Christiansen must wait to return to centre stage after a disappointment-punctuated year. A treble winner with Lyon in 2019, she sat out last summer’s World Cup in France after fracturing a fibula and damaging ankle ligaments in March of that year. In December she joined Everton as very much Willie Kirk’s marquee signing only for the pandemic to bring an end to the WSL season.

The irony is that, after a tough induction at Lyon when she briefly considered quitting football, the Birmingham University sports science graduate has fallen in love with the game again.

Norway’s Ada Hegerberg helped Christiansen through the dark days and the Lyon striker has influenced her Common Goal decision. “I’m the first Everton player to join so I’d like to think it can set an example to my teammates because football’s a really powerful tool for change,” she says.

“Ada’s someone I look up to; she’s not afraid to speak up and fight for what she believes in. I’ve always had a voice, I just haven’t necessarily had the confidence to use it. But now I think that if you believe in something or can contribute to change for the better then it’s important to speak up. As footballers, we’re in a very privileged position. People look up to us. We have to make sure we deliver key messages.”

Hegerberg taught her to overcome self-consciousness. “I don’t really know why I wasn’t confident before; it was probably fear of what people might think or say,” says Christiansen. “Or how it might get perceived in the media. But it’s just having that flick of the switch to understand you’re not going to please everybody but you have to fight for what you believe in. You can always stand by your morals.”
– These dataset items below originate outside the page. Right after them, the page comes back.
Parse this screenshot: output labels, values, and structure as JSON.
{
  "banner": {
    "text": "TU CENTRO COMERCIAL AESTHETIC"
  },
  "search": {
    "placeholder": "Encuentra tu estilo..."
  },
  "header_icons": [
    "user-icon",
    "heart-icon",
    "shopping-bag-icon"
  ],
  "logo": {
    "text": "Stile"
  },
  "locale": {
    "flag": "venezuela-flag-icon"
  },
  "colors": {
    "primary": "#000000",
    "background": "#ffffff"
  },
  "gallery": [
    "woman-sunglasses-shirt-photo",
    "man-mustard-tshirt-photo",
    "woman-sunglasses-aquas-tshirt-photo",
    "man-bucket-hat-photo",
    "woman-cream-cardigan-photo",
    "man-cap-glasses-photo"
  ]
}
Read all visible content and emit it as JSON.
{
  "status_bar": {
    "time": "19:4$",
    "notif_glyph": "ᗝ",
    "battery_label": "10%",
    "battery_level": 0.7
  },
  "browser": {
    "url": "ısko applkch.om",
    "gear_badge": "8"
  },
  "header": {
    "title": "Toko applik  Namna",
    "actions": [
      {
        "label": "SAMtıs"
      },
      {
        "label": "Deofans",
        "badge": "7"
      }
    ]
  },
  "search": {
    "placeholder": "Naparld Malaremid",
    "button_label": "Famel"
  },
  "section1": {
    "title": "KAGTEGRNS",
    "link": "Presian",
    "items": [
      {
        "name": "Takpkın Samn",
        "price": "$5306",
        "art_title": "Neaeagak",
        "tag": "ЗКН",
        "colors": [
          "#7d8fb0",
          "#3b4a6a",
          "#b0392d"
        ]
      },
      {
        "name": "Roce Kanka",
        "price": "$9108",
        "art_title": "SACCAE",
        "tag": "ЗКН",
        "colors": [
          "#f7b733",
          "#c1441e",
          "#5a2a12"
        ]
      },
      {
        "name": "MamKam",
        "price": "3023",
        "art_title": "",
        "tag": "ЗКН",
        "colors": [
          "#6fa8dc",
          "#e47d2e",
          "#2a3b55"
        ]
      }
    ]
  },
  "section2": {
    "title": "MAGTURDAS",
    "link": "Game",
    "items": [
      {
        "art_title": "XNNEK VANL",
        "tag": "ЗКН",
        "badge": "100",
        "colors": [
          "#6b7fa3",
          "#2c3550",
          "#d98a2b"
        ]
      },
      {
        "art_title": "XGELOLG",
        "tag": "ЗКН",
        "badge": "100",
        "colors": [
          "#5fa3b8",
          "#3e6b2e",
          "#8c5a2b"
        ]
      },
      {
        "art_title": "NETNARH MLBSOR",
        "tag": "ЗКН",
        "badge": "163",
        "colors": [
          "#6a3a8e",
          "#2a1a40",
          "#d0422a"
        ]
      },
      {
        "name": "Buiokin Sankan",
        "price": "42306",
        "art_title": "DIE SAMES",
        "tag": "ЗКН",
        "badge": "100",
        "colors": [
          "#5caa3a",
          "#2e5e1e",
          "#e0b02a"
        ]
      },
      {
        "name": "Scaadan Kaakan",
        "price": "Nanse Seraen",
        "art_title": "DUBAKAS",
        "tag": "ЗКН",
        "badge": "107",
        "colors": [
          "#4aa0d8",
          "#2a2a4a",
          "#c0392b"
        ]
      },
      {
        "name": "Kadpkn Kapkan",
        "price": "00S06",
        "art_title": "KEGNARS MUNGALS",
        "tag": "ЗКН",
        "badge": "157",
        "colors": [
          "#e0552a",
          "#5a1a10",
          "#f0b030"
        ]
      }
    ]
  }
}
She cannot wait for football to return. “The days are just drifting by, I don’t know where they’re going – I haven’t even watched much TV,” she says. “I’m doing a lot of dog walking, a lot of reading.”

Christiansen remains optimistic the previously burgeoning women’s game will recover strongly from the coronavirus-induced pause. “WSL players are world-class, teams are getting stronger and everyone’s hunger and excitement about returning will naturally increase the league’s level,” she says. “In some ways, we could end up looking back on this time of self-reflection as a blessing in disguise.

“But I’m constantly looking ahead now. I can’t wait to get back to training, to a normal routine and weekend fixtures. When it’s taken away, you realise how much you miss it.”